Open Folklore is a collaboration of the American Folklore Society and the Indiana University Libraries. At the moment, a project team from these organizations are responsible for developing and supporting the site. We hope that this collaboration will extend far beyond these organizations, and plan to evolve our governance and decision-making structures as Open Folklore grows.
Strategic Partners
Open Folklore strategic partners are organizations with content that is critically important to folklore scholarship, whose values and goals are closely aligned with Open Folklore’s, and who are committed to devoting resources to achieve shared goals. Open Folklore will highlight these organizations' content, acknowledge their importance to the success of the project, and actively pursue new forms of collaboration with them.
The Open Folklore Project Team has invited the Utah State University Libraries to join us as our first Strategic Partner. Utah State University has been a leader in folklore scholarship, instruction, and collection building for over 40 years, offering an undergraduate minor and graduate degrees specializing in public and academic folklore. The USU Libraries’ Special Collections and Archives is home to the American Folklore Society Papers and the Fife Folklore Archives, one of the largest repositories of American folklore in the United States. The Fife Folklore Archives boasts the renowned Fife American and Mormon collections, the flourishing Folklore Student Collection, a robust oral history program, the G. Malcolm Laws Ballad Collection and many others. Also within the USU Libraries is the USU Press, publishing cutting-edge folklore studies for over thirty years. Many of these collections, including all the Press books, are freely available to researchers in digital form, with records for new items and collections from the USU Libraries continually added to Open Folklore.
Friends of Open Folklore
Central to the success of Open Folklore are those publishers, repositories, and organizations that are actively increasing the range of openly available scholarly resources in folklore studies. A large number of organizations and rights holders have generously contributed to the building of the Open Folklore portal and cultivating an open access scholarly communications system in folklore studies; so many, in fact, that we cannot list them all here. The full range of OF content contributors can be found by consulting the Harvested Content page. The Journals, Books, Websites, and Grey Literature pages also identify organizations producing open access folklore scholarship more generally.
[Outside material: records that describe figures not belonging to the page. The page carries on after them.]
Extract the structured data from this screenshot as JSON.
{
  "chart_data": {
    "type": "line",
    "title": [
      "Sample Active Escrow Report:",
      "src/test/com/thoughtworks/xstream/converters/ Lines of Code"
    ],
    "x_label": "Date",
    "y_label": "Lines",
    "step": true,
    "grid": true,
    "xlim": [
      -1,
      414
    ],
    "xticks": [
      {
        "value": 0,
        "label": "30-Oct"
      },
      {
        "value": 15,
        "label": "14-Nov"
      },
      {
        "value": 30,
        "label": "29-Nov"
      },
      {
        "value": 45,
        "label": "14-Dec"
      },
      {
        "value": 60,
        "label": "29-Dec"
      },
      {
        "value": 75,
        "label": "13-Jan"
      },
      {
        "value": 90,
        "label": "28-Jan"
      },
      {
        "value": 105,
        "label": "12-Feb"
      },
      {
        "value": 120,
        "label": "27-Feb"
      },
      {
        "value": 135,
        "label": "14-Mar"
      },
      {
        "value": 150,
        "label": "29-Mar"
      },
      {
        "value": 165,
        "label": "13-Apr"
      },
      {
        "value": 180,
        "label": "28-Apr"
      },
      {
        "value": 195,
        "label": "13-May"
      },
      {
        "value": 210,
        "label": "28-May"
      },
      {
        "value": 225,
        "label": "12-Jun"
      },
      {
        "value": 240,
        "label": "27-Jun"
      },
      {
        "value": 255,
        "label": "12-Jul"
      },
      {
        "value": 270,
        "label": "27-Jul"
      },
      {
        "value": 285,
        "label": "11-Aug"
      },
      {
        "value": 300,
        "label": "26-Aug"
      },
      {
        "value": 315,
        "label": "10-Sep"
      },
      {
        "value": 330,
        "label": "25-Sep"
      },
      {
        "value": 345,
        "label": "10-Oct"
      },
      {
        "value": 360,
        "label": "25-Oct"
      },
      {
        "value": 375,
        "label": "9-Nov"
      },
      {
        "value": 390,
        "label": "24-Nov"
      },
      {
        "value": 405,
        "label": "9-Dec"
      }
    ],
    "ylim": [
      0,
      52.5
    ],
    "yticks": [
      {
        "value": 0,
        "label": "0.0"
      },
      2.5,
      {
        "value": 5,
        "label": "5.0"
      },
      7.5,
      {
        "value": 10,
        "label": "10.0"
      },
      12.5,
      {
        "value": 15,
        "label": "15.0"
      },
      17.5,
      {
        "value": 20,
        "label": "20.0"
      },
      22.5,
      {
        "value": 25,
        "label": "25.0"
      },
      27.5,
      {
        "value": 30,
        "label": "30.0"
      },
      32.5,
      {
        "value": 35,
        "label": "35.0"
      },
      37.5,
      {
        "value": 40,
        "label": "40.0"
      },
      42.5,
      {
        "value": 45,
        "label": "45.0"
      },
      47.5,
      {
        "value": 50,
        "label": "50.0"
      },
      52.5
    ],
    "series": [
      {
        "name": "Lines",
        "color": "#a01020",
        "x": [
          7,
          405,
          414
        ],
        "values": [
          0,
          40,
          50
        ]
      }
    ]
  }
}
Some organizations, however, have taken special and conscious steps to partner with the Open Folklore Project, and we would like to explicitly recognize them as Friends of Open Folklore. These organizations’ goals and values align with the project, they are actively pursuing partnerships with the Open Folklore project, and in making their scholarly materials accessible, have made the conscious choice to use interoperable systems that facilitate their inclusion in the Open Folklore search tool.